Are we marginalizing White conservative school reformers by making them confront the life and death issues people of color and other marginalized populations face every day as Americans?

I’ve been asked repeatedly, “Do we really need to include those other issues if our goal is to improve education?”

My response has been, “other issues?”

As if any of us live compartmentalized lives where our hearts, minds, and bodies are only impacted by one institution at a time.

As if we aren’t the sum total of a maddening portfolio of experiences—many of them negative—across institutions that reaffirm the Dred Scott ruling saying Black people have had “no rights which the White man was bound to respect.”

That portfolio of experience comes with compounding interest over the life span of a Black person, and it pays dividends in frustration, anger, and resistance.

If you are without this portfolio of experience you might be inclined to first deny, invalidate, belittle, reframe, obfuscate, and sequester Black pain so you can remain comfortably dispassionate, and plausibly ignorant to the factors that provide you with social advantages. You are part of the problem. Enjoy your privilege.

THE TRUTH IS

The truth is that Philando Castile hit one of our prized education markers by graduating high school and then getting a legitimate job with better-than-average benefits.

Yet, his high school, Central High School in St. Paul, Minnesota has been in the spotlight for its on-campus policing. A member of Central’s Black Student Unionrecently told me students are tired of feeling intimidated by school resource officers in their own school.

The St. Paul school district where Castile worked has recently paid its superintendent Valeria Silva nearly $800,000 to walk away after a successful union-driven campaign to oust her over her racial equity plan. Teachers even circulated a petition stating openly their objection to her working with Black Lives Matter.

At J.J. Hill Magnet, the magnet school where Castile worked, only 8 percent of Black males are proficient in math, 16 percent in reading.

When that beautiful little Black girl who watched Castile die enters St. Paul Public Schools next year she’ll face teachers who are quick to be justice activists when it suits them, while also defending anti-blackness when it doesn’t.

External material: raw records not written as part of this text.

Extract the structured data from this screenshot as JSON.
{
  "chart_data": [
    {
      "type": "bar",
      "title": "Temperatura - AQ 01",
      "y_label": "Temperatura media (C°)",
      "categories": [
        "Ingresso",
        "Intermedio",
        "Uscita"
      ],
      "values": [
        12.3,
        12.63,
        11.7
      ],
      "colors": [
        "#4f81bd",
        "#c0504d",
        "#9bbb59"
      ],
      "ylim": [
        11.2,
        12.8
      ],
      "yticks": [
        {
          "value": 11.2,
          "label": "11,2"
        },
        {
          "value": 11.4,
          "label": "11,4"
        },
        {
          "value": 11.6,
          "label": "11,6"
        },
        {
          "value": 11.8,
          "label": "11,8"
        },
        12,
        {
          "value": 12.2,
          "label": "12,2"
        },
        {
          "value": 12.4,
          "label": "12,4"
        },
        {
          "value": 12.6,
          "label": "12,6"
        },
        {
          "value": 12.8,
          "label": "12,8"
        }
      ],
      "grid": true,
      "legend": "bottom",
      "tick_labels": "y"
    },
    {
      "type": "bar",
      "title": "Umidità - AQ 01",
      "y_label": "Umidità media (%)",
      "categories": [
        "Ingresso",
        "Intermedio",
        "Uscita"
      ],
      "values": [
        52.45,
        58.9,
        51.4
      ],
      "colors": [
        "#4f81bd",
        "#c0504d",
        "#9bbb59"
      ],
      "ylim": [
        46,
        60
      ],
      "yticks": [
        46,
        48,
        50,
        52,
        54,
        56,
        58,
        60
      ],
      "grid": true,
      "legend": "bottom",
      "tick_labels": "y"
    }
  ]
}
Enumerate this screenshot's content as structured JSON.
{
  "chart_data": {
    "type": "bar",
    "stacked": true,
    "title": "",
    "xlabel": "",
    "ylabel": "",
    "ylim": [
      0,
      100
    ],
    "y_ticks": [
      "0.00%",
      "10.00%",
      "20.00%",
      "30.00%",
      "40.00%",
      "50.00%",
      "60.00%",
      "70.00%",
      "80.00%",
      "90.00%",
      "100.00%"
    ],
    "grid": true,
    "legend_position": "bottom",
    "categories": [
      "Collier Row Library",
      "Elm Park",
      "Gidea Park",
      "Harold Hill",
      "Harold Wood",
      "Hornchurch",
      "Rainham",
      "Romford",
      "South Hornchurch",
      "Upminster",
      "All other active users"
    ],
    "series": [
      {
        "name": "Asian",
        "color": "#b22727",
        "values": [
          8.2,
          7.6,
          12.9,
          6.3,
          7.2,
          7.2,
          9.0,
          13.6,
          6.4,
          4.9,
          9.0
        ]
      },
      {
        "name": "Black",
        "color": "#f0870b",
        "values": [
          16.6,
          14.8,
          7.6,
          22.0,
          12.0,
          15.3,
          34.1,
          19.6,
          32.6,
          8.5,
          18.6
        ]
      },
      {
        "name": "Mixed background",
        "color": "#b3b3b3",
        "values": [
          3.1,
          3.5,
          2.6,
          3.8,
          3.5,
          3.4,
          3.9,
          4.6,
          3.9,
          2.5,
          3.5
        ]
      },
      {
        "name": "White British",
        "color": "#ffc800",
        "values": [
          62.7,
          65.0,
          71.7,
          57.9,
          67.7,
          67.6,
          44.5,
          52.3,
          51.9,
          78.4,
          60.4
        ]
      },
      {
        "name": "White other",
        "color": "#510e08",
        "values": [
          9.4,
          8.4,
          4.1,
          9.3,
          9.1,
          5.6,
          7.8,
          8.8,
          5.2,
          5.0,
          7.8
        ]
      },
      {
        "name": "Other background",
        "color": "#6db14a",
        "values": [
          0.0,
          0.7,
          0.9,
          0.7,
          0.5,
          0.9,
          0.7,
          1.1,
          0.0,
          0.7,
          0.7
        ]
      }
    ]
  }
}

Nearly 3 out of 4 Black girls in St. Paul Public Schools are not proficient in reading. Less than 1 in 4 is proficient in math.

CLOSING THE EMPATHY GAP

It would be easy for education reformers to focus on those damning stats and make an appeal solely on that basis, but to be successful they need to show good faith by rallying on the issues of justice so germane to Black existence. They should stop grasping stubbornly and foolishly to the idea reform only works if those otherissues are sidelined.

Not dying at the hands of a racist state isn’t an “other” issue. The idea that Black people should be free enough to make a trip to the store for groceries, Skittles, or ice tea without dying isn’t an “other” issue. Losing your life for selling cigarettes or music isn’t an “other” issue.

Having to break it to your children that their country is all about liberty, justice, and the American way with one glaring Black exception, that is not an “other” issue.

Yes, education reformers stand on firm ground when they indict the public education system for outstandingly bad results with people of color. Yet, I predict they’ll have trouble convincing communities of color of anything so long as they fail to close their empathy gap when it comes to issues of justice.